This question is quite common. With the advent of the LGPD, many companies have implemented a series of personal data protection measures. However, considering how recent the LGPD is, there is still significant regulatory uncertainty about how it will be applied by the authorities.

What will the fines be like?

How has the Brazilian judiciary interpreted the law?

How will key points such as international data transfers and security incident reporting be regulated?

In this scenario, the question remains: “Is my Privacy and Personal Data Protection Program sufficient?”

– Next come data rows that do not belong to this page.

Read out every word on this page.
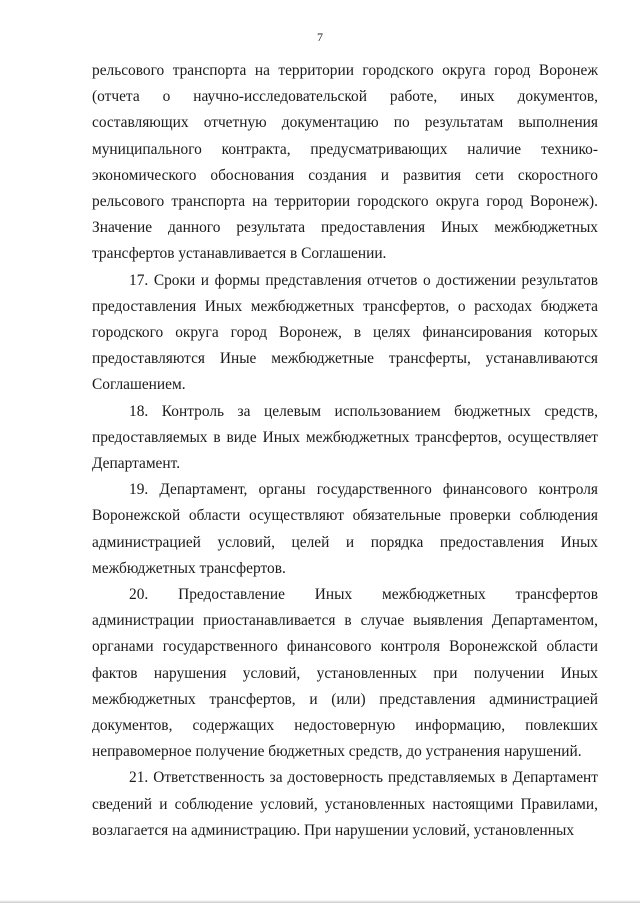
7

рельсового транспорта на территории городского округа город Воронеж (отчета о научно-исследовательской работе, иных документов, составляющих отчетную документацию по результатам выполнения муниципального контракта, предусматривающих наличие технико-экономического обоснования создания и развития сети скоростного рельсового транспорта на территории городского округа город Воронеж). Значение данного результата предоставления Иных межбюджетных трансфертов устанавливается в Соглашении.

17. Сроки и формы представления отчетов о достижении результатов предоставления Иных межбюджетных трансфертов, о расходах бюджета городского округа город Воронеж, в целях финансирования которых предоставляются Иные межбюджетные трансферты, устанавливаются Соглашением.

18. Контроль за целевым использованием бюджетных средств, предоставляемых в виде Иных межбюджетных трансфертов, осуществляет Департамент.

19. Департамент, органы государственного финансового контроля Воронежской области осуществляют обязательные проверки соблюдения администрацией условий, целей и порядка предоставления Иных межбюджетных трансфертов.

20. Предоставление Иных межбюджетных трансфертов администрации приостанавливается в случае выявления Департаментом, органами государственного финансового контроля Воронежской области фактов нарушения условий, установленных при получении Иных межбюджетных трансфертов, и (или) представления администрацией документов, содержащих недостоверную информацию, повлекших неправомерное получение бюджетных средств, до устранения нарушений.

21. Ответственность за достоверность представляемых в Департамент сведений и соблюдение условий, установленных настоящими Правилами, возлагается на администрацию. При нарушении условий, установленных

Chenut has suggested and implemented for several of its clients an assessment to guarantee the maturity analysis of the implemented program. The analysis is divided into a documentary phase – with the aim of verifying that the company’s governance documentation complies with legal and regulatory requirements – and a field analysis – in which we interview employees from key areas to confirm the capillarity of the company’s personal data protection practices.

The results are quantified using Chenut’s own framework, developed by the Digital Law and Data Protection Team, a team recognized as a Notable Practice by Leaders League Brazil. To ensure an up-to-date view of the risks, appropriate to the current moment of application of the LGPD in Brazil, we considered the recent actions of supervisory and sanctioning bodies – from the ANPD to the Judiciary.

In this way, we meet the needs of companies, calculating the efficiency of the Privacy and Personal Data Protection Program and quantifying the risks to which it is currently subject. The final deliverable is the Maturity Analysis Report, documenting the efficiency of the data protection practices adopted. Where there is non-compliance, recommendations are issued.